Caveats and Disclaimers
Like all LLMs, the models used by the PAT pipeline are not infallible. Authors should treat the generated feedback with the same critical eye they would apply to a human review.
- The model may occasionally flag correct statements as errors or miss actual flaws. It is the author’s responsibility to verify the validity of the feedback.
- Note that the model may make suggestions for the paper that you disagree with. This is not necessarily a bug, and may even be desirable as such behavior could also occur with reviewers. By considering why you disagree with the suggestion, you may be able to add justification to the paper which preempts certain reviewers’ comments, thereby increasing the strength of the paper.
Outcomes
Our primary objective is to empower authors to elevate the quality of their submissions by acting as a high-precision filter. This tool is designed to help authors catch nuanced errors—in proofs, experimental setups, or reasoning—that human reviewers might miss or lack the time to detail.
We believe this tool represents a promising opportunity to test the use of AI to elevate the standard of our own scientific submissions. After the full paper deadline, an anonymous author survey will be sent to authors who used PAT to request feedback so that Google can improve PAT. Submitting feedback via the survey is optional. We look forward to seeing the results of the program, which will be shared with the broader community via the NeurIPS blog once the program is over.
FAQ
PDF Size: Due to context limitations, very large PDF’s containing, for example, multiple high resolution images or plots, may have their images stripped before processing. This would result in PAT running only on the extracted text portion of the paper. In extreme cases, the pipeline may fail altogether. We recommend submitting PDFs no larger than 20MB (ideally less than 10) to the PAT system to ensure success of the pipeline.

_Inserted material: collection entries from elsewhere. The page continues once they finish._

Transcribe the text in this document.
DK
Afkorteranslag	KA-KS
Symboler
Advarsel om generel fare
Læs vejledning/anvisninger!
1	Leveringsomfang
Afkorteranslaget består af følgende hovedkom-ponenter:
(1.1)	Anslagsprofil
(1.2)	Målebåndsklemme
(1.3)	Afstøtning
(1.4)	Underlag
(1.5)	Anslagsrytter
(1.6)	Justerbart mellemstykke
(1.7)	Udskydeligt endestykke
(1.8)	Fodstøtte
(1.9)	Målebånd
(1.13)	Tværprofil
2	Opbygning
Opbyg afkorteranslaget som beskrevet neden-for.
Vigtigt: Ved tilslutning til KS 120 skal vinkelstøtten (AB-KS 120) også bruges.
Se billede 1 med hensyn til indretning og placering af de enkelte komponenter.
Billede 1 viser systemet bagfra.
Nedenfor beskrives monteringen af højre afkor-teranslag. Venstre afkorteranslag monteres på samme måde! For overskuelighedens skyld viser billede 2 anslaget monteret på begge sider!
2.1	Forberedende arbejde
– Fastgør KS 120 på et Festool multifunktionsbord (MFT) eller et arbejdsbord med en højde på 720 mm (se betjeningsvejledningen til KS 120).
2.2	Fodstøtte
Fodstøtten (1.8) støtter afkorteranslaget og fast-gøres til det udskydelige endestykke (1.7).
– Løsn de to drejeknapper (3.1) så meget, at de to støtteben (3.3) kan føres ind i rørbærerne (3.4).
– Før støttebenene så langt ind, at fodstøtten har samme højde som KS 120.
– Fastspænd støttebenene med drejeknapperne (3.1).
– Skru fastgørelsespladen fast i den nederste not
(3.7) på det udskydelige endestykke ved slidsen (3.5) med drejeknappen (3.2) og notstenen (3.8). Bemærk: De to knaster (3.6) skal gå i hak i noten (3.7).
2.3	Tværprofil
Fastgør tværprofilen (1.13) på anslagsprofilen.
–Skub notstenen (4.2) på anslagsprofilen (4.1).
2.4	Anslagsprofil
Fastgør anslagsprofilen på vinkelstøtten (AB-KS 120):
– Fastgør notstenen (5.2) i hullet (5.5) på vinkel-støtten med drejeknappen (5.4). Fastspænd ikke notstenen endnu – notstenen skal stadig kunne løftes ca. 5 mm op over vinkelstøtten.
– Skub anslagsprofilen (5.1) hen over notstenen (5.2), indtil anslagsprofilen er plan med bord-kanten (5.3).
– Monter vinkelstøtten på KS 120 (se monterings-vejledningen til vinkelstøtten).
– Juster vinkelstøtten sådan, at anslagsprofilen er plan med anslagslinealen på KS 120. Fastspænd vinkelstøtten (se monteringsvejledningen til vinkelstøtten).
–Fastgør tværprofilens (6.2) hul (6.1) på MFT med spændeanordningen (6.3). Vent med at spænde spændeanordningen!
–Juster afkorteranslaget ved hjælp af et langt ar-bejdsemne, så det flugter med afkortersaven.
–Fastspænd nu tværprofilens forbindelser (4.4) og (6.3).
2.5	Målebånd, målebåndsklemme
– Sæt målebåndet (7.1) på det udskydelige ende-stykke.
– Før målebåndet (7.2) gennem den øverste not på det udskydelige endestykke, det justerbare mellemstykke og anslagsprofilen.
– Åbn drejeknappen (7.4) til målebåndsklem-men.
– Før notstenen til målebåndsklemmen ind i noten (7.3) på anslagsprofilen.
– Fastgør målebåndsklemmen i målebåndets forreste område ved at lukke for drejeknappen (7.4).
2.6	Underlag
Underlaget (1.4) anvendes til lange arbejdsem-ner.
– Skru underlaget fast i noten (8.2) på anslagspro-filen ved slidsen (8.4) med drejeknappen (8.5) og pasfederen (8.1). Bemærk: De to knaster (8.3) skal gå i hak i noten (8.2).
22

Turnaround Time: We expect that feedback will be posted within 1-2 hours of submission to the PAT system. During times of high demand, such as closer to the deadline, the latency may be longer. We strive to have all feedback posted within 12 hours of the submission to PAT.
How do I know my paper was successfully submitted?: After clicking the “Ready for PAT Review” button, your PDF should be picked up by the PAT system within a few minutes. At that post, a private comment (visible only to authors) will be posted to your paper notifying you that the paper has entered the PAT processing queue.